Hab ich eh genug Unterhosen mit? Brauch ich vielleicht ein paar lange extra, damit mir im kanadischen Winter ja nicht kalt wird? Von wegen: In der Olympiastadt Vancouver herrschen frühlingshafte Temperaturen um die 15 Grad, zumindest zwei Tage vor meinem Abflug nach Kanada. Und für den kommenden Samstag, an dem in Whistler die Abfahrt der Herren steigen soll, ist sogar Dauerregen vorhergesagt. Also doch noch einen Regenmantel einpacken, nur zur Vorsicht?

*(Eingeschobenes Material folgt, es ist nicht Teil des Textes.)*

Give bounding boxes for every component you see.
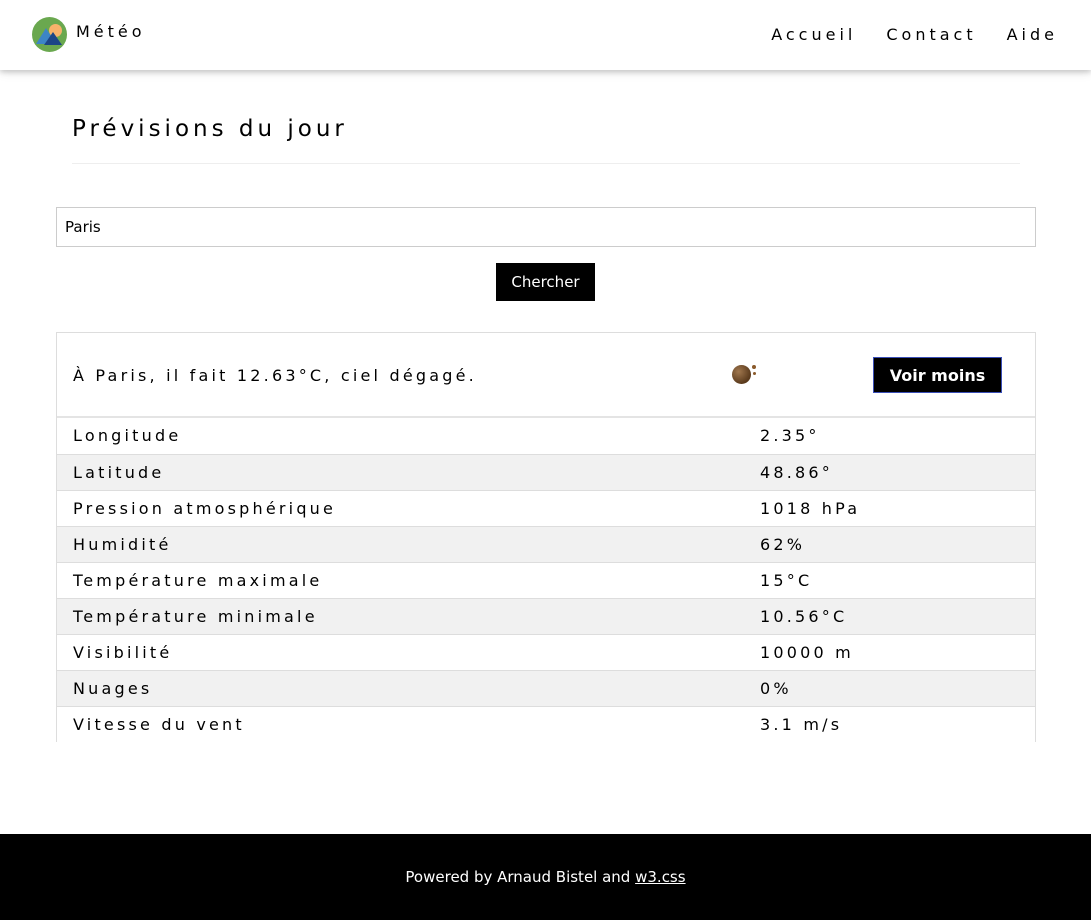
detail-label: Latitude	[73, 463, 165, 482]
footer: Powered by Arnaud Bistel and w3.css	[0, 834, 1091, 920]
footer-text: Powered by Arnaud Bistel and w3.css	[0, 867, 1091, 887]
page-title: Prévisions du jour	[72, 116, 348, 142]
table-row: Latitude 48.86°	[57, 454, 1035, 490]
detail-value: 48.86°	[760, 463, 834, 482]
w3css-link[interactable]: w3.css	[635, 868, 685, 886]
detail-value: 0%	[760, 679, 792, 698]
toggle-details-button[interactable]: Voir moins	[873, 357, 1002, 393]
search-button[interactable]: Chercher	[496, 263, 595, 301]
weather-logo-icon	[32, 16, 67, 52]
detail-value: 15°C	[760, 571, 813, 590]
detail-value: 10000 m	[760, 643, 854, 662]
brand[interactable]: Météo	[32, 16, 146, 52]
detail-value: 62%	[760, 535, 806, 554]
detail-label: Humidité	[73, 535, 172, 554]
clear-sky-icon	[732, 362, 760, 386]
table-row: Visibilité 10000 m	[57, 634, 1035, 670]
footer-credit: Powered by Arnaud Bistel and	[405, 868, 636, 886]
result-header: À Paris, il fait 12.63°C, ciel dégagé. V…	[57, 333, 1035, 418]
details-table: Longitude 2.35° Latitude 48.86° Pression…	[57, 418, 1035, 742]
table-row: Humidité 62%	[57, 526, 1035, 562]
detail-label: Pression atmosphérique	[73, 499, 337, 518]
weather-summary: À Paris, il fait 12.63°C, ciel dégagé.	[73, 366, 477, 385]
detail-value: 2.35°	[760, 426, 820, 445]
nav-link-accueil[interactable]: Accueil	[771, 25, 856, 45]
table-row: Vitesse du vent 3.1 m/s	[57, 706, 1035, 742]
city-search-input[interactable]	[56, 207, 1036, 247]
brand-title: Météo	[76, 21, 146, 41]
detail-label: Vitesse du vent	[73, 715, 245, 734]
table-row: Température minimale 10.56°C	[57, 598, 1035, 634]
detail-value: 3.1 m/s	[760, 715, 843, 734]
detail-value: 10.56°C	[760, 607, 848, 626]
nav-link-contact[interactable]: Contact	[886, 25, 976, 45]
detail-label: Température minimale	[73, 607, 318, 626]
nav-links: Accueil Contact Aide	[741, 25, 1058, 45]
table-row: Nuages 0%	[57, 670, 1035, 706]
title-divider	[72, 163, 1020, 164]
nav-link-aide[interactable]: Aide	[1007, 25, 1058, 45]
detail-label: Visibilité	[73, 643, 173, 662]
detail-label: Longitude	[73, 426, 182, 445]
detail-label: Nuages	[73, 679, 153, 698]
weather-result-card: À Paris, il fait 12.63°C, ciel dégagé. V…	[56, 332, 1036, 742]
table-row: Pression atmosphérique 1018 hPa	[57, 490, 1035, 526]
table-row: Température maximale 15°C	[57, 562, 1035, 598]
detail-label: Température maximale	[73, 571, 323, 590]
detail-value: 1018 hPa	[760, 499, 861, 518]
table-row: Longitude 2.35°	[57, 418, 1035, 454]
top-navbar: Météo Accueil Contact Aide	[0, 0, 1091, 70]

Wie leicht habens da im Gegensatz zu mir unsere Olympiastarter. Die brauchen sich um solche alltäglichen Dinge des Lebens nicht kümmern. Da kommt ein Betreuer auf einen Athleten, in dem einen oder anderen Fall sogar deren zwei. Werde ich mir halt einen ausborgen und in den nächsten Shop schicken, wenn ich trotz akribisch verfasster Einpackliste doch etwas Überlebenswichtiges daheim vergessen habe. Klingt großkotzig? Ist es nicht ganz. Denn als akkreditierter Journalist gehörst du automatisch auch zur sogenannten olympischen Familie. Die ist zwar relativ groß so um die 5.000 Personen. Aber was solls. Wenigstens in einer Hinsicht zähle ich zu den privilegierten Familienmitgliedern: Ich muss keine Dopingkontrollen befürchten. Hoffentlich!